The Smithsonian’s Museum of African American History brings a stunning addition to Washington, D.C.

Photo: Reema Desai

The exterior of the museum on the National Mall.

A museum, by definition, is where people look at objects. But at the Smithsonian’s new National Museum of African American History and Culture, you’ll sometimes need to look twice.

One of the most striking pieces featured in the museum’s central exhibit, Slavery and Freedom, is a scrubby pinewood cabin that the Smithsonian broke down and carried as a bundle of boards from the Point of Pines Plantation on South Carolina’s Edisto Island to Washington, D.C. Museum visitors first confront the reassembled 1853 structure after they’ve passed by a cotton gin, as a place where enslaved African Americans lived.

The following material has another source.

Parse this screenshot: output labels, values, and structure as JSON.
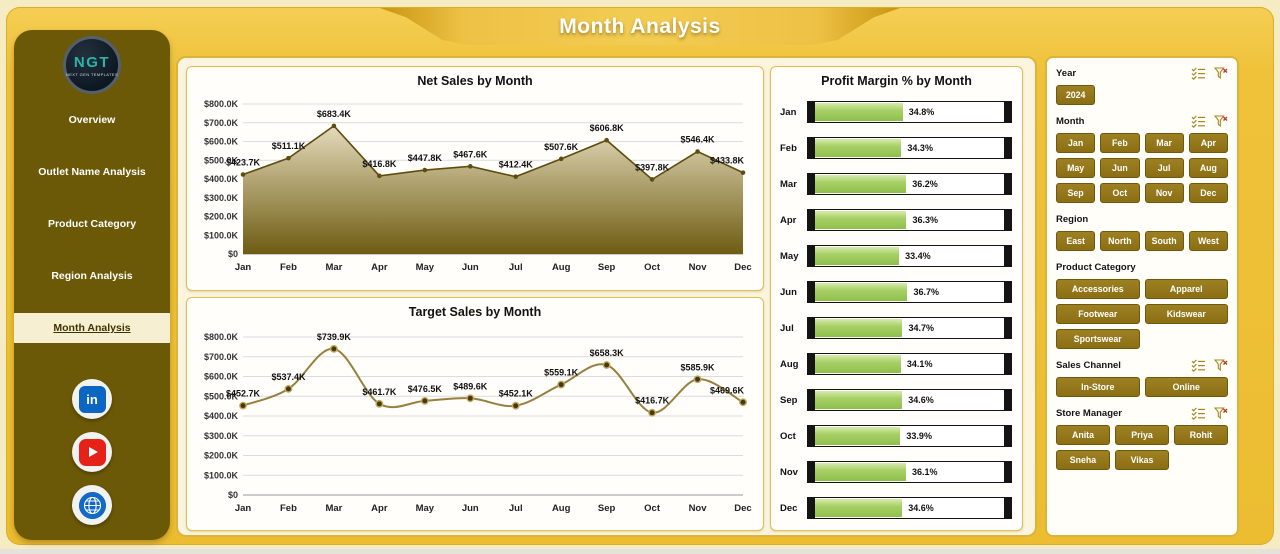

A dress sewn by Rosa Parks

Photo: National Museum of African American History and Culture

A dress sewn by Rosa Parks

Later in the exhibit, visitors again encounter the cabin but from a different vantage point. This time, it’s within the context of freedom. Black South Carolinians inhabited it until the 1980s, and the museum has dutifully preserved the improvements they made to the building after Emancipation, including layering wallpaper over its uninsulated walls and adding another door. “With enslavement, cabins were never fully safe,” says Nancy Bercaw, one of the curators. “There was no back door, meaning people had to enter and leave in the same direction. This was about surveillance and sexual assault. So the first thing people did after slavery was build a back door.”

Slavery and Freedom is one of eleven inaugural exhibits in the 400,000-square-foot museum. The full collection numbers more than thirty thousand objects, ranging from a prison guard tower from the Louisiana State Penitentiary in Angola to Muhammad Ali’s headgear to an orange silk jacket and black velvet skirt that the singer Marian Anderson wore in 1939 when, after being barred from performing at Constitution Hall because of her race, she stood on the steps of the Lincoln Memorial and sang “My Country, ’Tis of Thee.”

Muhammad Ali's headgear

Photo: National Museum of African American History and Culture

Muhammad Ali’s headgear

The notion of devoting a national museum to the African American experience dates back a century. But the dream started its current march to reality with the passage of a bill in 2003, following years of efforts by the Georgia congressman John Lewis. In 2006, the Smithsonian Board of Regents selected the site on the National Mall, between the National Museum of American History and the Washington Monument.

Once green-lighted, it remained what museum officials described after its 2012 groundbreaking as “one of the largest and most complex building projects underway in the country.” More than half of the structure, designed by David Adjaye, is underground; aboveground, it incorporates a set of tiers alluding to a traditional Yoruban column. Ironwork created by enslaved craftsmen in New Orleans inspired the patterned panels along the outer walls.

A 1963 photo of the national headquarters of the March on Washington, in Harlem

Photo: National Museum of African American History and Culture

A 1963 photo of the national headquarters of the March on Washington, in Harlem

Among the objects that haunt Bercaw are Harriet Tubman’s shawl and a small tin box in which a man named Joseph Trammell kept his freedom papers. And she believes material things can help facilitate discussions about slavery and its legacy. “People can speak more easily about an object and their memories of an object,” she says.

On Edisto, black and white residents joined together in 2013 to help prepare the cabin for its trip north and share stories about its past. The project took an entire week, and at the end, an African American man told Bercaw, “I believe the multitudes are with us today.”